J.P.'s mother, who contacted the university clinic to explore alternative communication methods for her daughter, originally reported concerns. Professionals involved in her team of providers included her family, the school-based SLP, school psychologist, classroom teacher, university-based speech pathology and audiology faculty members, and SLP graduate students.
Initially, J.P. was observed in her home setting and interviews were completed with her mother and her classroom teacher to determine priorities for communication evelopment. Assessment and school reports indicated that J.P. attempted to communicate verbally and gesturally, with limited intelligibility. Her speech was characterized by frequent use of vowels and omission of many consonants in words and phrases. Her speech was also perceived as hypernasal, possible indicative of velopharyngeal insufficiency. Her oral motor structures were evaluated to be structurally adequate, although she showed some difficulty in positioning her mouth for sounds and words.

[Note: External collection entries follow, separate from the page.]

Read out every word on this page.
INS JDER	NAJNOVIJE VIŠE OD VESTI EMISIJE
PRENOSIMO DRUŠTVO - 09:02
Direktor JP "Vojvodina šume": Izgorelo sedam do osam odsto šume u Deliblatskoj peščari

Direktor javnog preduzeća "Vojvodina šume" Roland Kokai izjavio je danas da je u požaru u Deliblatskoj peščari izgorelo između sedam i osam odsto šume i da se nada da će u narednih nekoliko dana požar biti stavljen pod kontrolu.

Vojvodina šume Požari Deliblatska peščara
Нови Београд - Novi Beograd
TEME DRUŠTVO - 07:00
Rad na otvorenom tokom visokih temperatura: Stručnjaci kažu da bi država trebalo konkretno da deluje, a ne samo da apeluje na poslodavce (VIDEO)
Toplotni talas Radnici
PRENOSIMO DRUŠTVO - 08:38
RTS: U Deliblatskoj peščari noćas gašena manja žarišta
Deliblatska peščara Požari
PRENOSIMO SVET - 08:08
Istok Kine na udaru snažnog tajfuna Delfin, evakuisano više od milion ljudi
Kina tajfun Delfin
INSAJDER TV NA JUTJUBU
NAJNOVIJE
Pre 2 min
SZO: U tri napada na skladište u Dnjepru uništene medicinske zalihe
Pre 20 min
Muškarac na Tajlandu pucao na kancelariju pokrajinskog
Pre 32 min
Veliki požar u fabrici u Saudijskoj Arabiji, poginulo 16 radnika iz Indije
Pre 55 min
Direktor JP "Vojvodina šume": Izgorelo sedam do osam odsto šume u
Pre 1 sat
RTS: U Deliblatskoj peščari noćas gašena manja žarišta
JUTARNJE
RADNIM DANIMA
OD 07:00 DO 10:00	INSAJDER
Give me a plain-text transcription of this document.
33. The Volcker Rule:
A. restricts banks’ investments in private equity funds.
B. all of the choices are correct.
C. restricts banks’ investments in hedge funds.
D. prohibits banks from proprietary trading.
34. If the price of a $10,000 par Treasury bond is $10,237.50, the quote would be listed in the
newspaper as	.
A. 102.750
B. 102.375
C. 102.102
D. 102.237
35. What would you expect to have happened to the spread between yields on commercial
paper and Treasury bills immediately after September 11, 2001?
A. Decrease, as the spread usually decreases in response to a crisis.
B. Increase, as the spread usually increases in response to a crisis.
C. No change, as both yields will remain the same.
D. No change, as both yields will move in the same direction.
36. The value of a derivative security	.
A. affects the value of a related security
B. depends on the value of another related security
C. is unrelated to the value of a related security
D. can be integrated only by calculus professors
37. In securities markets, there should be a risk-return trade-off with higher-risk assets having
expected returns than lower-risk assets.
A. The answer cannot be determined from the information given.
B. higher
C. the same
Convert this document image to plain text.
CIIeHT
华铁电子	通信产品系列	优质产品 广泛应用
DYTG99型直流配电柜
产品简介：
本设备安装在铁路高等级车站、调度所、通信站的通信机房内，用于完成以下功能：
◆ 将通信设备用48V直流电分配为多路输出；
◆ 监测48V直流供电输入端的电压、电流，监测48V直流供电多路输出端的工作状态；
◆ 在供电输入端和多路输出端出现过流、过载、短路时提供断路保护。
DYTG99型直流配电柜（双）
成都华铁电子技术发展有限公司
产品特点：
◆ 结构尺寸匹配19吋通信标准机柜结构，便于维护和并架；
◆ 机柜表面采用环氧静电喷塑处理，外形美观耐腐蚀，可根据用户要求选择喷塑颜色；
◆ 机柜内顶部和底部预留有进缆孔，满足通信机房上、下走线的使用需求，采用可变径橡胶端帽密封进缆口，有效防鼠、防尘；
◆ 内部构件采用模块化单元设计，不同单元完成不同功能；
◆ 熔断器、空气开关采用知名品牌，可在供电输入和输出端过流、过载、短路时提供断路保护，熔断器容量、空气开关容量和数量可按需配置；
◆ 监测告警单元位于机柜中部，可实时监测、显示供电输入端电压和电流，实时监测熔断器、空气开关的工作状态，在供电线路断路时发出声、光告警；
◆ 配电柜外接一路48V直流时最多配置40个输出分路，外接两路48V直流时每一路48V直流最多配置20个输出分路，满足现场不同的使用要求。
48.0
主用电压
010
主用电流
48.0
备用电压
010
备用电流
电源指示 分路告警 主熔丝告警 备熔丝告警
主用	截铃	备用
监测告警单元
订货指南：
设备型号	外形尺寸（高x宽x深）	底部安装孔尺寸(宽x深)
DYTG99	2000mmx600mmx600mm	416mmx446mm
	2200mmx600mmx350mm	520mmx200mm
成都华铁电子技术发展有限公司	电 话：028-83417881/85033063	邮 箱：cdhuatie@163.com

A team staffing was conducted with school and university faculty and students to develop a plan for AAC assessment and intervention.. Following the development of the plan, J.P. was further assessed by school personnel with specialty skills in AT and determined to be eligible for an AAC device. Subsequently, she was enrolled in the university speech and hearing clinic. In addition, she receives special education and related services, including weekly speech therapy at school. Coordination of school and university speech therapy is maintained by regular consultation between J.P.'s mother, the classroom teacher, school SLP, SLP student clinician, and the university supervisor. The initial focus in speech therapy at the university clinic is to develop her AAC system in partnership with school personnel. The long-term goal is to transition AAC and speech therapy services to the school setting.